Old guilt ate at him. “Shut up.”
“How many taboos did you break? What kind of evil did you let inside?”
His temper spiked and he felt his body shift. He grew taller. Leaner. The familiar clench as his hand curled into a fist.
“You don’t know what the hell you’re talking about.”
Jena said, “I don’t know what you’re talking about, either! Will someone explain what’s going on? Dev, are you speaking Navajo? I thought you were Mohave.”
“Does your family know? Or are you dead to them, Skinwalker?”
“Skinwalker?” He could feel Jena try to pull away. “I thought—”
Devin continued. “I may be Mohave, but you think I’m gonna live next to a town of shapeshifters and not do my research? I know what you are, Caleb Gilbert. Tom, get the kids out of here.”
Caleb heard both the boys protest before Jena turned to them. “Out! Now!”
He dropped her hands as if they burned. “You think I’d try to hurt your kids?”

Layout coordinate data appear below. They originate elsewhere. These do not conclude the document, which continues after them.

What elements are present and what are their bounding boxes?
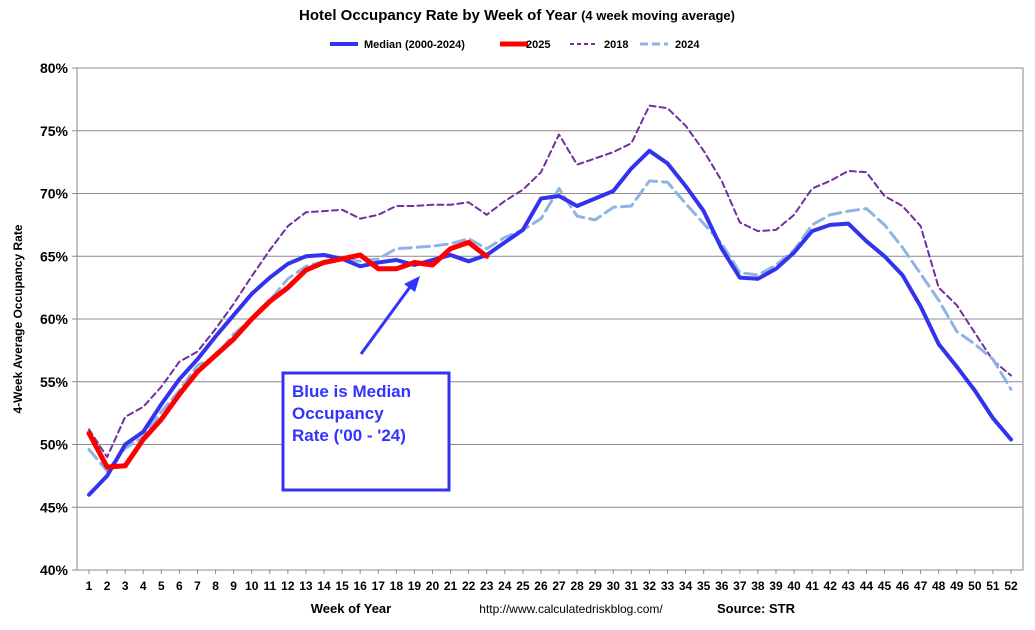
series-line-median-2000-2024 [87,148,1013,497]
annotation-arrow-line [359,286,412,355]
x-tick-label: 24 [498,579,512,593]
y-tick-label: 75% [40,123,69,139]
annotation: Blue is Median Occupancy Rate ('00 - '24) [281,276,451,492]
x-tick-label: 41 [805,579,819,593]
x-tick-label: 50 [968,579,982,593]
y-tick-label: 60% [40,311,69,327]
x-tick-label: 8 [212,579,219,593]
series-line-2024 [87,179,1013,473]
x-tick-label: 14 [317,579,331,593]
y-tick-label: 45% [40,499,69,515]
y-tick-label: 50% [40,437,69,453]
y-tick-label: 55% [40,374,69,390]
y-tick-label: 70% [40,186,69,202]
x-tick-label: 16 [353,579,367,593]
x-axis-label: Week of Year [311,601,391,616]
x-tick-label: 13 [299,579,313,593]
annotation-line: Blue is Median [292,382,411,401]
x-tick-label: 11 [263,579,276,593]
x-tick-label: 32 [643,579,657,593]
x-tick-label: 30 [607,579,621,593]
legend-label: Median (2000-2024) [364,39,465,51]
x-tick-label: 1 [86,579,93,593]
series-line-2025 [86,239,490,470]
y-tick-label: 65% [40,248,69,264]
x-tick-label: 17 [372,579,386,593]
x-tick-label: 33 [661,579,675,593]
x-tick-label: 23 [480,579,494,593]
chart-title-main: Hotel Occupancy Rate by Week of Year [299,7,581,24]
x-tick-label: 43 [842,579,856,593]
source-label: Source: STR [717,601,796,616]
x-tick-label: 18 [390,579,404,593]
gridlines [77,67,1023,571]
x-tick-label: 20 [426,579,440,593]
series-line-2018 [88,104,1012,459]
x-tick-label: 27 [552,579,566,593]
x-tick-label: 2 [104,579,111,593]
x-tick-label: 4 [140,579,147,593]
x-tick-label: 52 [1004,579,1018,593]
chart-title: Hotel Occupancy Rate by Week of Year (4 … [299,7,735,24]
x-tick-label: 10 [245,579,259,593]
x-tick-label: 9 [230,579,237,593]
series-lines [86,104,1013,497]
x-tick-label: 22 [462,579,476,593]
annotation-arrow-head [404,276,420,292]
x-tick-label: 6 [176,579,183,593]
x-tick-label: 48 [932,579,946,593]
x-tick-label: 31 [625,579,639,593]
source-url: http://www.calculatedriskblog.com/ [479,602,663,616]
legend-label: 2024 [675,39,700,51]
legend: Median (2000-2024) 2025 2018 2024 [330,39,700,51]
x-tick-label: 37 [733,579,747,593]
x-tick-label: 12 [281,579,295,593]
y-axis-label: 4-Week Average Occupancy Rate [11,224,25,413]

Jena’s eyes swam with remorse and confusion. “I don’t know what’s going on. What’s he talking about?”
“You think I’m evil now?” He didn’t know what he looked like on the outside, but inside, his bruised heart ached. He’d thought that it had been kicked beyond all feeling at that point, but what do you know? He was wrong.
Tom didn’t say a word, just took the protesting boys out through the back door. Taking them away from Caleb. Away from the taboo-breaker. The unclean one. The killer.
Tears came to Jena’s eyes. “I don’t know what to think!”
Devin spoke again as soon as he heard the back door slam. “I know your legends. There’s only one way for a Navajo to wear the skin of another human, and it’s very, very dark magic. Which member of your family did you kill?”
Chapter Fifteen
Jena’s mouth gaped in horror. Caleb stepped back, looking like he’d been punched in the face.
“It’s… it’s not like that. I don’t know what’s going on, but it’s not that.” He turned to her. “Jena? You don’t believe…?”
Her mind flew in a thousand different directions. He couldn’t. He
didn’t
. He was a good man; she knew that. But she’d heard the stories, too.
Caleb stared at her for a few more minutes, then a cold mask slid over his features. He walked to the door, then stopped and turned a little, staring at the ground.
“Mr. Charles Yazzie Singer was killed by gunfire during a raid coordinated by federal and local police who were executing arrest warrants in a coordinated operation in the greater Albuquerque metro area. Mr. Singer was killed while attempting to fire on officers in the East Side Narcotic Team led by Detective Caleb Yazzie Gilbert. Detective Gilbert was commended for his actions during the raid.”